Crónicas levantiscas
Juan M. Marqués Perales
Sevilla, su Magna y el ‘after’
Tirando del hilo
La luz entraba a borbotones por las laderas serpenteantes. Eucaliptos y encinares bailaban al son de la mañana con sus cabelleras calentadas por el sol. El reloj arrullador de las palomas animaba el canto venturoso de los zorzales. Ambos componían con ingenuidad la sinfonía de aquel fatídico día. El río jugueteaba con la fuerza de un cachorro que creció sin saberlo. Mientras, Flora, de ojos garzos y Fauna, más felina, se divertían sorteando los vericuetos que les regalaba la maraña verde y frondosa. La naturaleza pudibunda imperaba con mágicas tonalidades embriagándolas de sosiego y bienestar. Relamiendo el sabor de la tierra, sintieron la certidumbre de sentirse a salvo dentro del abrazo del bosque.
Sin esperarlo, advirtieron que la ladera gritaba de dolor. Quizás fue el rechinar de dos piedras, dos cristales que disputan, una chispa de un tractor, un rayo que decidió descansar en el cerro, un imprudente campesino o tal vez una mano maliciosa conducida por la codicia prometida. Lo desconocían, pero de repente, Flora y Fauna se vieron encerradas por llamas fatuas y asfixiantes. La virulencia de la flama ardió también en su interior. Sus pulmones se llenaron de ceniza y en sus sesos comenzó a brotar un poso humeante y putrefacto. Flora corría de la mano de Fauna, hasta que no resistió la fuerza que ejercían las raíces que la ataban a la tierra, haciéndola presa y libre al mismo tiempo. El aire estaba estancado y se percibía un recóndito olor a pólvora. Fauna, resignada, tuvo que huir para salvarse. No encontraba la salida cuando, aturdida, notó que una mano delicada le ayudaba a salir ilesa de la desgracia.

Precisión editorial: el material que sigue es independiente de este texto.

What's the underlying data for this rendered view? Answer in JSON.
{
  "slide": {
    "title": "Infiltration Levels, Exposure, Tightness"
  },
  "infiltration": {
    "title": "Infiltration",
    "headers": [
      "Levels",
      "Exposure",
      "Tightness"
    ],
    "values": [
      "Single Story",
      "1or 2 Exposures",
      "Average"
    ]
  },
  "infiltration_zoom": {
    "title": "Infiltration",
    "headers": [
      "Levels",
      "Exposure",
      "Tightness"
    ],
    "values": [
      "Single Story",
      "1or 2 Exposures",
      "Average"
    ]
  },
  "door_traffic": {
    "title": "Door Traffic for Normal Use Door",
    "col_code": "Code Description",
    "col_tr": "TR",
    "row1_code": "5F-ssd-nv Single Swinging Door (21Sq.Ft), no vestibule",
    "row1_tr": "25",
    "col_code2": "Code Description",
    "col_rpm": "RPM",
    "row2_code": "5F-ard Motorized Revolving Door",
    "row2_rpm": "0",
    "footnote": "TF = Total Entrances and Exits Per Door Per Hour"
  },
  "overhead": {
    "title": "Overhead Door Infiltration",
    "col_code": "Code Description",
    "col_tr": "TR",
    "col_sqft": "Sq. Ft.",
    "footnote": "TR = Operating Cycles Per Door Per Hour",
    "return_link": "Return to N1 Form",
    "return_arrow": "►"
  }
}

Un aire luctuoso se apoderó de la escena. La mano humana y Fauna quedaron a merced de los elementos ingobernables de la naturaleza. Las llamas consumieron sus certezas y la rabia de ver el corazón de su vida arder comía de sus entrañas. A kilómetros de aquel infierno, nubes de humo negro recordaban la tragedia desgarradora que vivían los vecinos mineros en el centro de la Sierra. Una zona olvidada, despoblada y desprotegida. Una jungla donde el cambio climático acecha y la mecha está lista para ser prendida. Ahora, las familias acogen familias, el pueblo construye redes sólidas y solidarias. Las manos se vuelven artesanas de mecedoras cálidas y resistentes.
Ya entre sombras, las estrellas recuerdan la luz de su naturaleza, la luna, teñida de blanco fuego, nos sitúa en nuestra efímera dimensión. El viento escucha el gimoteo de la tierra que se queja por su corazón herido y de lejos le promete que la calma empezará pronto a soplar. Vecinos, ¿cuánto habéis perdido?, preguntó Fauna. Ellos, sobrecogidos no dudaron: "Un valor incalculable, querida tierra nuestra".